Introduction: Cardiac fibrosis is the leading cause of myocardial dysfunction in patients with diabetes. Myofibroblast transformation is a key factor involved in fibrosis, and there is no effective treatment. We tested whether high glucose (HG) - induced myofibroblast transformation could be prevented by exosomes derived from mesenchymal stem cells (MSC).
Methods and Results: Fibroblasts were treated with either normal levels of glucose (NG, 5 mM) or high glucose (25 mM) for 48 hours. The expression of collagen I and α-SMC were used as markers for myofibroblast transformation. HG treatment led to increased mRNA expression of collagen I (2.3 fold) and α-SMC (2.5 fold), compared to fibroblasts treated with NG (p<0.05). The secreted collagen I protein levels were also increased in HG treated cells as determined by ELISA. In contrast, fibroblast proliferation (BrdU assay) and migration (wound scratch migratory assay) were not altered by HG. We used mannitol (25 mM) as osmotic control, which showed no effect on collagen I and α-SMC expression. To determine whether myofibroblast transformation can be prevented by exosome, MSC was prepared from bone marrow of 2-week old rats and exosome was isolated from MSC conditioned media by ultracentrifugation. MSC - derived exosome was examined by electron microscopy, and the expression of exosome marker CD63 was analyzed by Western blot and flow cytometry.
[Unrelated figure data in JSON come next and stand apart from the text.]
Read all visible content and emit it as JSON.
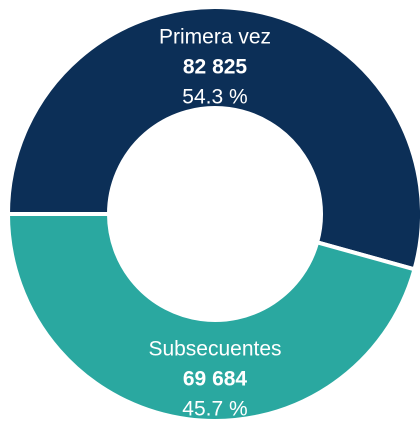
{
  "chart_data": {
    "type": "donut",
    "categories": [
      "Primera vez",
      "Subsecuentes"
    ],
    "values": [
      82825,
      69684
    ],
    "value_labels": [
      "82 825",
      "69 684"
    ],
    "percentages": [
      54.3,
      45.7
    ],
    "percentage_labels": [
      "54.3 %",
      "45.7 %"
    ],
    "colors": [
      "#0c2f57",
      "#2aa8a0"
    ]
  }
}
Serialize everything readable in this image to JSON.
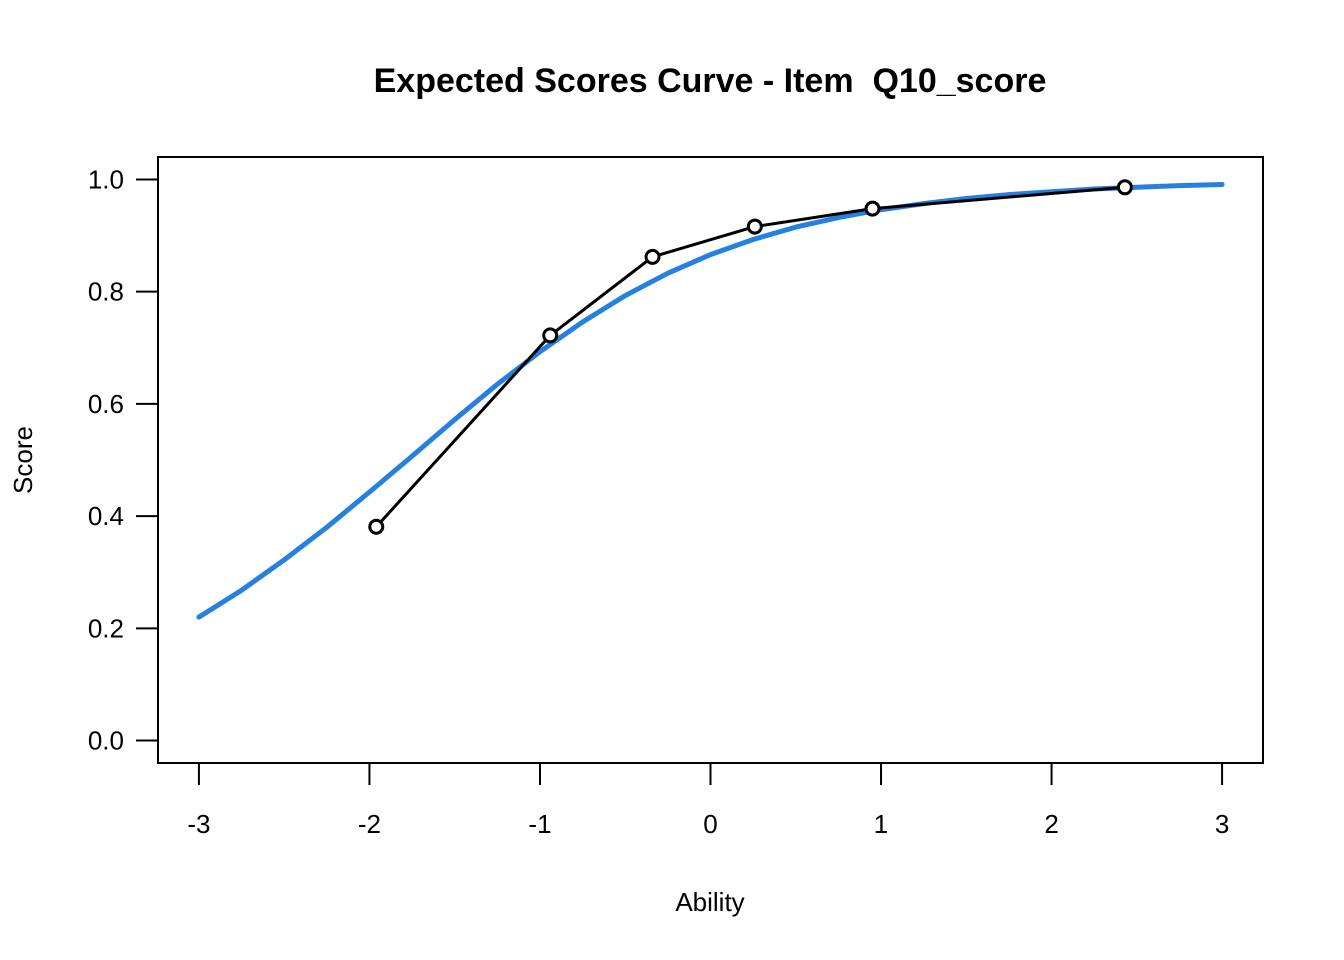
{
  "chart_data": {
    "type": "line",
    "title": "Expected Scores Curve - Item  Q10_score",
    "xlabel": "Ability",
    "ylabel": "Score",
    "xlim": [
      -3.24,
      3.24
    ],
    "ylim": [
      -0.04,
      1.04
    ],
    "x_ticks": [
      -3,
      -2,
      -1,
      0,
      1,
      2,
      3
    ],
    "x_tick_labels": [
      "-3",
      "-2",
      "-1",
      "0",
      "1",
      "2",
      "3"
    ],
    "y_ticks": [
      0.0,
      0.2,
      0.4,
      0.6,
      0.8,
      1.0
    ],
    "y_tick_labels": [
      "0.0",
      "0.2",
      "0.4",
      "0.6",
      "0.8",
      "1.0"
    ],
    "grid": false,
    "legend": "none",
    "series": [
      {
        "kind": "curve",
        "color": "#2580E0",
        "x": [
          -3.0,
          -2.75,
          -2.5,
          -2.25,
          -2.0,
          -1.75,
          -1.5,
          -1.25,
          -1.0,
          -0.75,
          -0.5,
          -0.25,
          0.0,
          0.25,
          0.5,
          0.75,
          1.0,
          1.25,
          1.5,
          1.75,
          2.0,
          2.25,
          2.5,
          2.75,
          3.0
        ],
        "y": [
          0.22,
          0.268,
          0.322,
          0.38,
          0.443,
          0.507,
          0.572,
          0.635,
          0.693,
          0.746,
          0.793,
          0.833,
          0.866,
          0.893,
          0.915,
          0.932,
          0.946,
          0.957,
          0.966,
          0.973,
          0.978,
          0.983,
          0.986,
          0.989,
          0.991
        ]
      },
      {
        "kind": "observed",
        "color": "#000000",
        "x": [
          -1.96,
          -0.94,
          -0.34,
          0.26,
          0.95,
          2.43
        ],
        "y": [
          0.381,
          0.722,
          0.862,
          0.916,
          0.948,
          0.986
        ]
      }
    ]
  }
}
Exosome treatment attenuated HG-induced myofibroblast transformation (reduced collagen I and α-SMC), accompanied by reduced expression of TGF-ß and pSmad2/3 (the key molecule of TGF-ß pathway) assessed by Western blot and immunostaining. Furthermore, exosome treatment did not alter cell proliferation (BrdU assay), cell survival (TUNEL assay) and migration (wound scratch migratory assay).
Conclusion: This study demonstrates that short term exposure of fibroblast to HG induces myofibroblast formation which was mediated by TGF-ß signaling pathway. Importantly, we showed that exosome treatment may be a novel therapeutic strategy to prevent HG-induced fibrosis.